The big Frenchman, who wore tremendous earrings, a bright scarlet cap with a blue tuft, and a gay sash, lurched through the crowd and against Pete Ellinwood with a malice only too plain. But his effort was attended with failure. Not only did Pete stand like a rock, but he thrust the other violently back with his shoulder, so that he recoiled upon those behind him, earning their loud-voiced curses.
“Mille tonnerres!” bellowed the Frenchman. “You insult me, cochon Canadien, Canadian pig! The half of sidewalk is mine, eh? You push me off, eh? You fight, eh?”
Code urged Ellinwood along and interceded personally, knowing that the big man would not touch him.
But the Frenchman would not be appeased. He was just drunk enough to become obsessed with the ugly idea that Pete had laid a trap to insult him, and, regardless of Code, kept after the mate.
By this time, of course, a huge crowd had gathered and was following Pete’s retreat, yelling to both men to fight it out. Many of the mob knew a few English words, and their taunts reached Ellinwood’s ears.
He and Code had not retreated a block before the mate suddenly swung around on his tormentors.
“I won’t stand for that, Code. Did you hear what that big devil called me?” he demanded.
“What do you care what he called you? Get along to the ship. What chance have we got with these men?” Code grabbed Pete’s arm and kept him moving away. Beneath his hand he could feel the muscles as hard as iron.

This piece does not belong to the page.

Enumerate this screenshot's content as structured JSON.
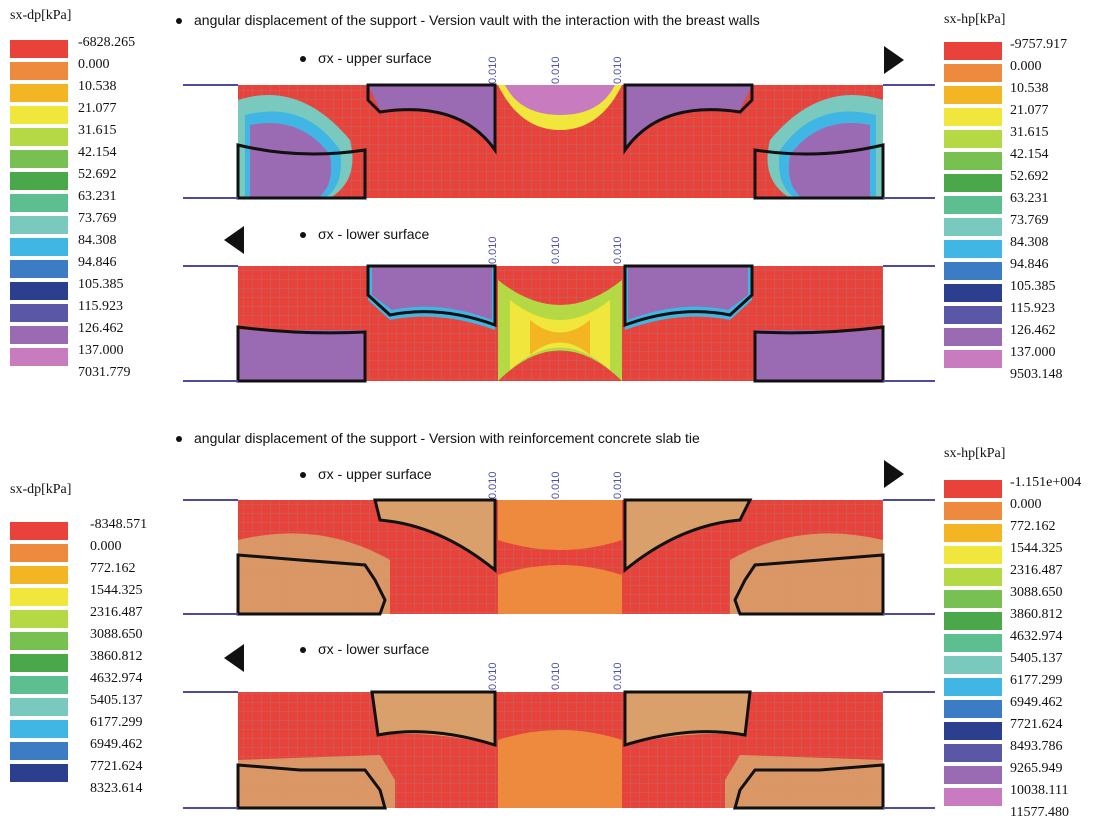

But every foot the Canadians retreated brought the big Frenchman nearer, bawling with triumph. At an opportune moment, so close was the press, he slipped his foot between Ellinwood’s legs and gave him a push. Pete stumbled, almost fell, and recovered himself, raging.
“Get back you!” he bawled, sending half a dozen men spinning with sweeps of his great arms. “I’ll fight this Frenchy. Just let me at him!”
Code saw the rage in Pete’s eyes and recognized that he could do nothing more to avert the trouble. His part would have to be confined to seeing that his man got a fair deal. He and Pete were unarmed except for their huge clasp-knives–much better kept out of sight under the circumstances.
The crowd fell back, and the two giants stripped off their coats and shirts. The Frenchman danced up and down, beating his great fists together in a fine frenzy, but Pete, half-crouched, stepped forward on his toes, his hands hanging loose and ready at his sides.
“Allez, donc!” It was the starting word, and Jean leaped in. Pete met him with a crashing right to the ribs and dodged out of reach of the clutching hands that reached for his throat. They circled around a moment and again the Frenchman came, this time in one great leap.
On the instant Ellinwood jumped in to meet him. There was a swift flying of arms, a pounding of the great fists, and Pete suddenly shot back from the mêlée and landed on his back in the dirt. One of the Frenchman’s great swings had landed. But he was up in an instant and went after his opponent again.
Jean saw now that he had another man to deal with–unlike a Frenchman, an Anglo-Saxon cannot fight without sufficient provocation. Now all the battle was aroused in Ellinwood, for aside from the shame of his downfall, the crowd was yelling at the top of its voice. Jean began to run away, circling round and round the ring of spectators, Pete after him.